Cause of page fragmentation on "large" server with xfs, 20 disks and Ceph
I thought I'd put an answer with my observations because there are a lot of comments.
Based off of your output at https://gist.github.com/christian-marie/7bc845d2da7847534104
We can determine the following:
- The GFP_MASK for the memory allocation tried is allowed to do the following.
- Can access emergency pools (I think this means access data below the high watermark for a zone)
- Dont use emergency reserves (I think this means dont allow access to memroy below the min watermark)
- Allocate from one of the normal zones.
- Can swap in order to make room.
- Can drop caches in order to make room.
Zone fragmentation is location here:
[3443189.780792] Node 0 Normal: 3300*4kB (UEM) 8396*8kB (UEM) 4218*16kB (UEM) 76*32kB (UEM) 12*64kB (M) 0*128kB 0*256kB 0*512kB 0*1024kB 0*2048kB 0*4096kB = 151056kB
[3443189.780801] Node 1 Normal: 26667*4kB (UEM) 6084*8kB (UEM) 2040*16kB (UEM) 96*32kB (UEM) 22*64kB (UEM) 4*128kB (U) 0*256kB 0*512kB 0*1024kB 0*2048kB 0*4096kB = 192972kB
And memory utilization at the time is here:
[3443189.780759] Node 0 Normal free:149520kB min:40952kB low:51188kB high:61428kB active_anon:9694208kB inactive_anon:1054236kB active_file:7065912kB inactive_file:7172412kB unevictable:0kB isolated(anon):5452kB isolated(file):3616kB present:30408704kB managed:29881160kB mlocked:0kB dirty:0kB writeback:0kB mapped:25440kB shmem:743788kB slab_reclaimable:1362240kB slab_unreclaimable:783096kB kernel_stack:29488kB pagetables:43748kB unstable:0kB bounce:0kB free_cma:0kB writeback_tmp:0kB pages_scanned:0 all_unreclaimable? no
[3443189.780766] Node 1 Normal free:191444kB min:45264kB low:56580kB high:67896kB active_anon:11371988kB inactive_anon:1172444kB active_file:8084140kB inactive_file:8556980kB unevictable:0kB isolated(anon):4388kB isolated(file):4676kB present:33554432kB managed:33026648kB mlocked:0kB dirty:0kB writeback:0kB mapped:45400kB shmem:2263296kB slab_reclaimable:1606604kB slab_unreclaimable:438220kB kernel_stack:55936kB pagetables:44944kB unstable:0kB bounce:0kB free_cma:0kB writeback_tmp:0kB pages_scanned:0 all_unreclaimable? no
The fragmentation of each zone is bad in the page allocation failure output. There are lot of free order 0 pages with much fewer to none higher order pages. A 'good' result will be plentiful free pages along each order, gradually getting lower in size the higher the order you go. Having 0 high order pages 5 and above indicates fragmentation and starvation for high order allocations.

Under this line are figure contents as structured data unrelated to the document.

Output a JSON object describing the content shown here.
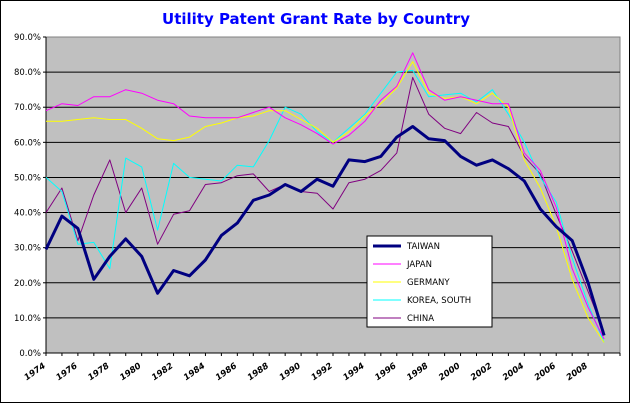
{
  "chart_data": {
    "type": "line",
    "title": "Utility Patent Grant Rate by Country",
    "xlabel": "",
    "ylabel": "",
    "x": [
      1974,
      1975,
      1976,
      1977,
      1978,
      1979,
      1980,
      1981,
      1982,
      1983,
      1984,
      1985,
      1986,
      1987,
      1988,
      1989,
      1990,
      1991,
      1992,
      1993,
      1994,
      1995,
      1996,
      1997,
      1998,
      1999,
      2000,
      2001,
      2002,
      2003,
      2004,
      2005,
      2006,
      2007,
      2008,
      2009,
      2010
    ],
    "xticks": [
      "1974",
      "1976",
      "1978",
      "1980",
      "1982",
      "1984",
      "1986",
      "1988",
      "1990",
      "1992",
      "1994",
      "1996",
      "1998",
      "2000",
      "2002",
      "2004",
      "2006",
      "2008"
    ],
    "ylim": [
      0,
      90
    ],
    "yticks": [
      "0.0%",
      "10.0%",
      "20.0%",
      "30.0%",
      "40.0%",
      "50.0%",
      "60.0%",
      "70.0%",
      "80.0%",
      "90.0%"
    ],
    "grid": true,
    "legend_position": "center-right",
    "series": [
      {
        "name": "TAIWAN",
        "color": "#000080",
        "width": 3,
        "values": [
          29.5,
          39,
          35.5,
          21,
          27.5,
          32.5,
          27.5,
          17,
          23.5,
          22,
          26.5,
          33.5,
          37,
          43.5,
          45,
          48,
          46,
          49.5,
          47.5,
          55,
          54.5,
          56,
          61.5,
          64.5,
          61,
          60.5,
          56,
          53.5,
          55,
          52.5,
          49,
          41,
          36,
          32,
          20,
          5,
          null
        ]
      },
      {
        "name": "JAPAN",
        "color": "#ff00ff",
        "width": 1,
        "values": [
          69,
          71,
          70.5,
          73,
          73,
          75,
          74,
          72,
          71,
          67.5,
          67,
          67,
          67,
          68.5,
          70,
          67,
          65,
          62.5,
          59.5,
          62,
          66,
          72,
          76,
          85.5,
          75,
          72,
          73,
          72,
          71,
          71,
          57,
          52,
          41.5,
          24,
          13,
          4,
          null
        ]
      },
      {
        "name": "GERMANY",
        "color": "#ffff00",
        "width": 1,
        "values": [
          66,
          66,
          66.5,
          67,
          66.5,
          66.5,
          64,
          61,
          60.5,
          61.5,
          64.5,
          65.5,
          67,
          67.5,
          69,
          69,
          66.5,
          64,
          60,
          63,
          67.5,
          71,
          75.5,
          83,
          74,
          72.5,
          73,
          71,
          74,
          70,
          55,
          47,
          36,
          21,
          10,
          3,
          null
        ]
      },
      {
        "name": "KOREA, SOUTH",
        "color": "#00ffff",
        "width": 1,
        "values": [
          50,
          46,
          31,
          31.5,
          24,
          55.5,
          53,
          35,
          54,
          50,
          49.5,
          49,
          53.5,
          53,
          60.5,
          70,
          68,
          63,
          60,
          64,
          68,
          74,
          80,
          80.5,
          73,
          73.5,
          74,
          71.5,
          75,
          68,
          60,
          50,
          43,
          27,
          14,
          3,
          null
        ]
      },
      {
        "name": "CHINA",
        "color": "#800080",
        "width": 1,
        "values": [
          40,
          47,
          32,
          45,
          55,
          40,
          47,
          31,
          39.5,
          40.5,
          48,
          48.5,
          50.5,
          51,
          46,
          48,
          46,
          45.5,
          41,
          48.5,
          49.5,
          52,
          57,
          78.5,
          68,
          64,
          62.5,
          68.5,
          65.5,
          64.5,
          56,
          51,
          39.5,
          29,
          17.5,
          6,
          null
        ]
      }
    ]
  }
}
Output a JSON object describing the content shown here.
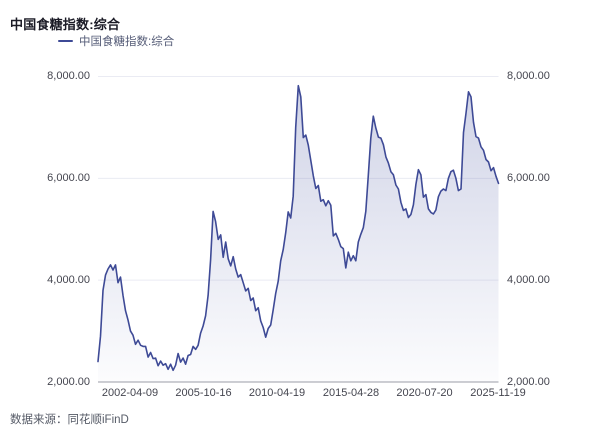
{
  "title": "中国食糖指数:综合",
  "legend": {
    "label": "中国食糖指数:综合"
  },
  "footer": {
    "source_text": "数据来源：同花顺iFinD"
  },
  "colors": {
    "line": "#3e4a96",
    "area_top": "rgba(99,110,175,0.30)",
    "area_bottom": "rgba(99,110,175,0.02)",
    "grid": "#eaebf3",
    "axis": "#9b9ca7",
    "title_text": "#1b1b26",
    "tick_text": "#44454f"
  },
  "chart_data": {
    "type": "area",
    "title": "中国食糖指数:综合",
    "legend": [
      "中国食糖指数:综合"
    ],
    "legend_position": "top-left",
    "grid": true,
    "ylim": [
      2000,
      8000
    ],
    "y_ticks": [
      2000,
      4000,
      6000,
      8000
    ],
    "y_tick_labels": [
      "2,000.00",
      "4,000.00",
      "6,000.00",
      "8,000.00"
    ],
    "x_tick_labels": [
      "2002-04-09",
      "2005-10-16",
      "2010-04-19",
      "2015-04-28",
      "2020-07-20",
      "2025-11-19"
    ],
    "x_range": [
      "2002-04-09",
      "2025-11-19"
    ],
    "series": [
      {
        "name": "中国食糖指数:综合",
        "values": [
          2400,
          2900,
          3800,
          4100,
          4220,
          4300,
          4200,
          4300,
          3950,
          4060,
          3700,
          3400,
          3220,
          3000,
          2920,
          2740,
          2820,
          2720,
          2700,
          2700,
          2490,
          2580,
          2460,
          2470,
          2320,
          2410,
          2330,
          2360,
          2250,
          2350,
          2230,
          2330,
          2560,
          2390,
          2470,
          2350,
          2520,
          2540,
          2700,
          2640,
          2720,
          2960,
          3100,
          3300,
          3700,
          4400,
          5350,
          5150,
          4800,
          4890,
          4450,
          4750,
          4420,
          4280,
          4460,
          4220,
          4060,
          4110,
          3950,
          3790,
          3840,
          3600,
          3650,
          3400,
          3460,
          3200,
          3070,
          2880,
          3050,
          3120,
          3420,
          3740,
          3980,
          4380,
          4600,
          4930,
          5340,
          5220,
          5650,
          7000,
          7820,
          7600,
          6800,
          6850,
          6650,
          6350,
          6050,
          5800,
          5860,
          5550,
          5580,
          5460,
          5560,
          5470,
          4870,
          4920,
          4800,
          4660,
          4620,
          4240,
          4550,
          4380,
          4480,
          4380,
          4750,
          4900,
          5030,
          5350,
          6060,
          6790,
          7220,
          6990,
          6810,
          6790,
          6660,
          6420,
          6300,
          6130,
          6070,
          5870,
          5790,
          5530,
          5370,
          5400,
          5230,
          5290,
          5480,
          5880,
          6170,
          6070,
          5630,
          5680,
          5400,
          5330,
          5300,
          5380,
          5640,
          5750,
          5790,
          5760,
          6000,
          6130,
          6160,
          6000,
          5760,
          5790,
          6900,
          7280,
          7700,
          7600,
          7100,
          6820,
          6790,
          6620,
          6550,
          6370,
          6320,
          6150,
          6210,
          6040,
          5900
        ]
      }
    ]
  }
}
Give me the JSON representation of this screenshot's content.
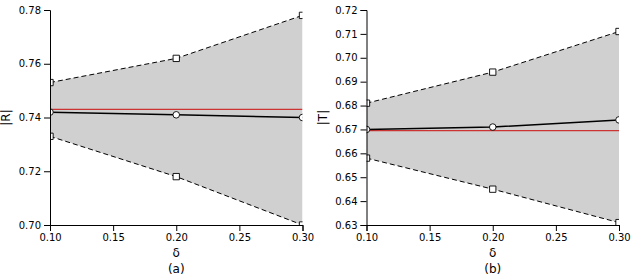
{
  "chart_data": [
    {
      "type": "line",
      "title": "(a)",
      "xlabel": "δ",
      "ylabel": "|R|",
      "x": [
        0.1,
        0.2,
        0.3
      ],
      "xlim": [
        0.1,
        0.3
      ],
      "xticks": [
        {
          "value": 0.1,
          "label": "0.10"
        },
        0.15,
        {
          "value": 0.2,
          "label": "0.20"
        },
        0.25,
        {
          "value": 0.3,
          "label": "0.30"
        }
      ],
      "ylim": [
        0.7,
        0.78
      ],
      "yticks": [
        {
          "value": 0.7,
          "label": "0.70"
        },
        0.72,
        0.74,
        0.76,
        0.78
      ],
      "grid": false,
      "series": [
        {
          "type": "area",
          "color": "#d0d0d0",
          "values": [
            0.753,
            0.762,
            0.778
          ],
          "lower": [
            0.733,
            0.718,
            0.7
          ],
          "marker": "square",
          "line_style": "dashed"
        },
        {
          "type": "line",
          "color": "#000000",
          "values": [
            0.742,
            0.741,
            0.74
          ],
          "marker": "circle",
          "line_style": "solid"
        }
      ],
      "reference_lines": [
        {
          "value": 0.743,
          "color": "#cc3333"
        }
      ]
    },
    {
      "type": "line",
      "title": "(b)",
      "xlabel": "δ",
      "ylabel": "|T|",
      "x": [
        0.1,
        0.2,
        0.3
      ],
      "xlim": [
        0.1,
        0.3
      ],
      "xticks": [
        {
          "value": 0.1,
          "label": "0.10"
        },
        0.15,
        {
          "value": 0.2,
          "label": "0.20"
        },
        0.25,
        {
          "value": 0.3,
          "label": "0.30"
        }
      ],
      "ylim": [
        0.63,
        0.72
      ],
      "yticks": [
        0.63,
        0.64,
        0.65,
        0.66,
        0.67,
        0.68,
        0.69,
        {
          "value": 0.7,
          "label": "0.70"
        },
        0.71,
        0.72
      ],
      "grid": false,
      "series": [
        {
          "type": "area",
          "color": "#d0d0d0",
          "values": [
            0.681,
            0.694,
            0.711
          ],
          "lower": [
            0.658,
            0.645,
            0.631
          ],
          "marker": "square",
          "line_style": "dashed"
        },
        {
          "type": "line",
          "color": "#000000",
          "values": [
            0.67,
            0.671,
            0.674
          ],
          "marker": "circle",
          "line_style": "solid"
        }
      ],
      "reference_lines": [
        {
          "value": 0.6695,
          "color": "#cc3333"
        }
      ]
    }
  ]
}
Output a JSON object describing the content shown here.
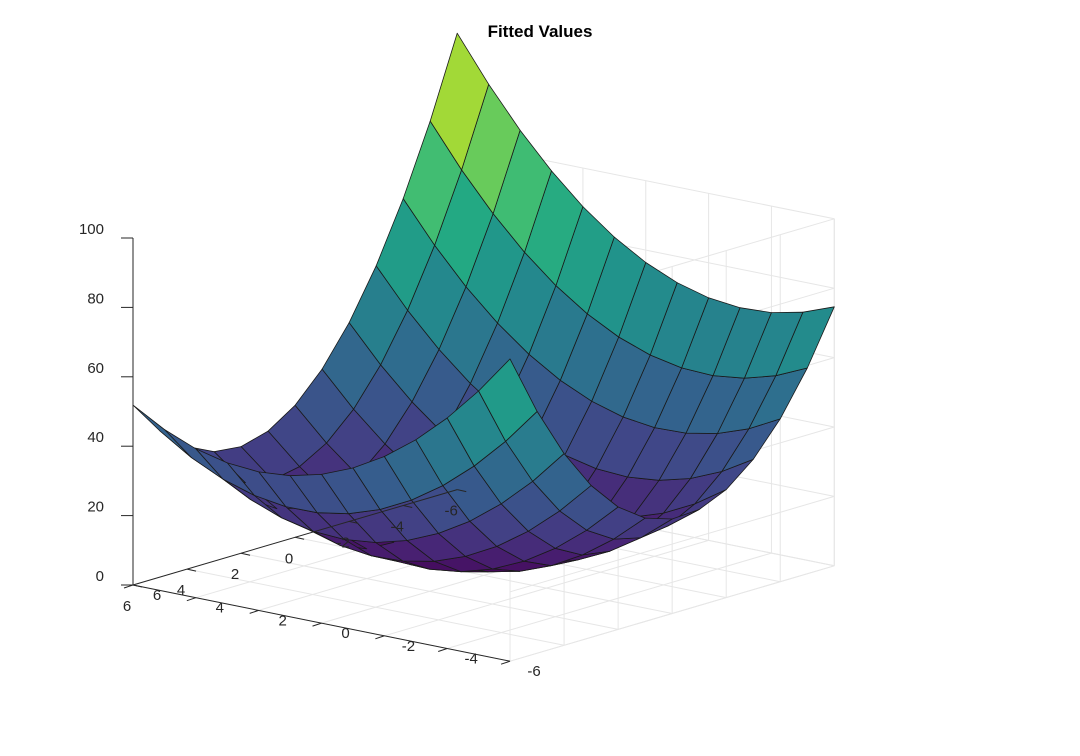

I am currently not seeing a convincing degree of evidence to suggest that the fragmentation during this period is anything to do with slab caches. In the resulting memory stats, we can see the following
Node 0 = active_anon:9694208kB inactive_anon:1054236kB
Node 1 = active anon:11371988kB inactive_anon:1172444kB
There are no huge pages assigned from userspace, and userspace will thus always claim order 0 memory. Thus in both zones altogether there is over 22GiB of defragmentable memory.
Behaviours I cannot Explain
When high order allocations fail, it is my understanding that memory compaction is always attempted in order to allow for regions of high-order memory allocation to take place and succeed. Why does this not happen? If it does happen, why can it not find any memory to defragment when there is 22GiB of it ripe for reordering?
Behaviours I think I can explain
This needs more research to understand properly, but I believe the ability for the allocation to automatically swap/drop some pagecache to succeed probably does not apply here because there is a lot of free memory still available, so no reclaims occur. Just not enough in the higher orders.
Whilst theres lots of free memory and a few order 4 requests left in each zone, the "total all free memory for each order and deduct from the real free memory" issue results in a 'free memory' below the 'min' watermark which is what leads to the actual allocation failure.